2016-05-24 113 views
1

在一個數據框中,我想比較列的元素與值,並將通過比較的元素排序到一個新的列。熊貓元素明智的比較和創建選擇

df = pandas.DataFrame([{'A':3,'B':10}, 
         {'A':2, 'B':30}, 
         {'A':1,'B':20}, 
         {'A':2,'B':15}, 
         {'A':2,'B':100}]) 

df['C'] = [x for x in df['B'] if x > 18] 

我無法找出什麼過錯,爲什麼我得到:

ValueError: Length of values does not match length of index

回答

2

正如達倫所說,DataFrame中的所有列應具有相同的長度。

當您嘗試print [x for x in df['B'] if x > 18]時,您只能得到[30, 20, 100]值。但是你有五個索引/行。這就是你得到Length of values does not match length of index錯誤的原因。

如下您可以更改代碼:

df['C'] = [x if x > 18 else None for x in df['B']] 
print df 

您將獲得:

A B  C 
0 3 10 NaN 
1 2 30 30.0 
2 1 20 20.0 
3 2 15 NaN 
4 2 100 100.0 
2

我認爲你可以使用locboolean indexing

print (df) 
    A B 
0 3 10 
1 2 30 
2 1 20 
3 2 15 
4 2 100 

print (df['B'] > 18) 
0 False 
1  True 
2  True 
3 False 
4  True 
Name: B, dtype: bool 

df.loc[df['B'] > 18, 'C'] = df['B'] 
print (df) 
    A B  C 
0 3 10 NaN 
1 2 30 30.0 
2 1 20 20.0 
3 2 15 NaN 
4 2 100 100.0 

如果你需要通過病症使用的選擇boolean indexing

print (df[df['B'] > 18]) 
    A B 
1 2 30 
2 1 20 
4 2 100 

如果需要更多的東西更快,可以用where

df['C'] = df.B.where(df['B'] > 18) 

時序len(df)=50k):

In [1367]: %timeit (a(df)) 
The slowest run took 8.34 times longer than the fastest.

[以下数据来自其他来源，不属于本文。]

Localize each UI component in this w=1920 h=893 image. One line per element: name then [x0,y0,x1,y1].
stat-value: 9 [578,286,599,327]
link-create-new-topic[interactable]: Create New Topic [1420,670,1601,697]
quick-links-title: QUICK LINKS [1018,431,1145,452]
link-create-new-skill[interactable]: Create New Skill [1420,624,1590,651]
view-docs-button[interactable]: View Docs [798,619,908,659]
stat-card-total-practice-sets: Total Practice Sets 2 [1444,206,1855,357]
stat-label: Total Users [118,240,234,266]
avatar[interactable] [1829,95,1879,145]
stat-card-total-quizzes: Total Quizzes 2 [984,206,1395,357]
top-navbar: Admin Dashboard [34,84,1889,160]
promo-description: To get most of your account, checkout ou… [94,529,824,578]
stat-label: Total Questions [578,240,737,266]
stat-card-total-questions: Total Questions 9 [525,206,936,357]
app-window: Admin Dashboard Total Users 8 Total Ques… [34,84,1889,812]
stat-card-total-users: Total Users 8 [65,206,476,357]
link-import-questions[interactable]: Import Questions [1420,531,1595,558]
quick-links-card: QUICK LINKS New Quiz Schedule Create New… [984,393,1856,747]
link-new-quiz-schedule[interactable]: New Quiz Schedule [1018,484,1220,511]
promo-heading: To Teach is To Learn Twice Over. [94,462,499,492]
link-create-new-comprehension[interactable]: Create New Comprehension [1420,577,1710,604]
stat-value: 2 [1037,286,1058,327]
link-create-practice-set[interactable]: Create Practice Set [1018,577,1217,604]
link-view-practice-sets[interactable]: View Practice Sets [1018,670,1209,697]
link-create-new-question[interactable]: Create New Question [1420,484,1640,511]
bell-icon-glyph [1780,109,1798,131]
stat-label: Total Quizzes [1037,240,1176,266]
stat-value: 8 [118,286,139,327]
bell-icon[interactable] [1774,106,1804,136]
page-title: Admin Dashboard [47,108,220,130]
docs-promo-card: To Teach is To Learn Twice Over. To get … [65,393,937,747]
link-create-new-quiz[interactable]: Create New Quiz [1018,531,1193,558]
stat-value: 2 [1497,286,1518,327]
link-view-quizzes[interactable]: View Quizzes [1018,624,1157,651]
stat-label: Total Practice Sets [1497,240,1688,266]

This could mean that an intermediate result is being cached. 
1000 loops, best of 3: 1.14 ms per loop 

In [1368]: %timeit (b(df1)) 
100 loops, best of 3: 15.5 ms per loop 

In [1369]: %timeit (c(df2)) 
100 loops, best of 3: 2.93 ms per loop 

代碼時序

import pandas as pd 

df = pd.DataFrame([{'A':3,'B':10}, 
         {'A':2, 'B':30}, 
         {'A':1,'B':20}, 
         {'A':2,'B':15}, 
         {'A':2,'B':100}]) 
print (df) 
df = pd.concat([df]*10000).reset_index(drop=True) 
df1 = df.copy() 
df2 = df.copy() 

def a(df): 
    df['C'] = df.B.where(df['B'] > 18) 
    return df 

def b(df1):  
    df['C'] = ([x if x > 18 else None for x in df['B']]) 
    return df 

def c(df2):  
    df.loc[df['B'] > 18, 'C'] = df['B'] 
    return df 

print (a(df)) 
print (b(df1)) 
print (c(df2)) 
+0

我添加新的更快的方法,請檢查一下。謝謝。 – jezrael

0

所有列在DataFrame必須是相同的長度H。因爲你過濾出一些值,你試圖插入值減少到C柱比在列A和B.

所以,你的兩個選項來啓動一個新的數據幀爲C

dfC = [x for x in df['B'] if x > 18] 

或者當x不是18+時列中的某個虛擬值。例如: -

df['C'] = np.where(df['B'] > 18, True, False) 

甚至:

df['C'] = np.where(df['B'] > 18, 'Yay', 'Nay') 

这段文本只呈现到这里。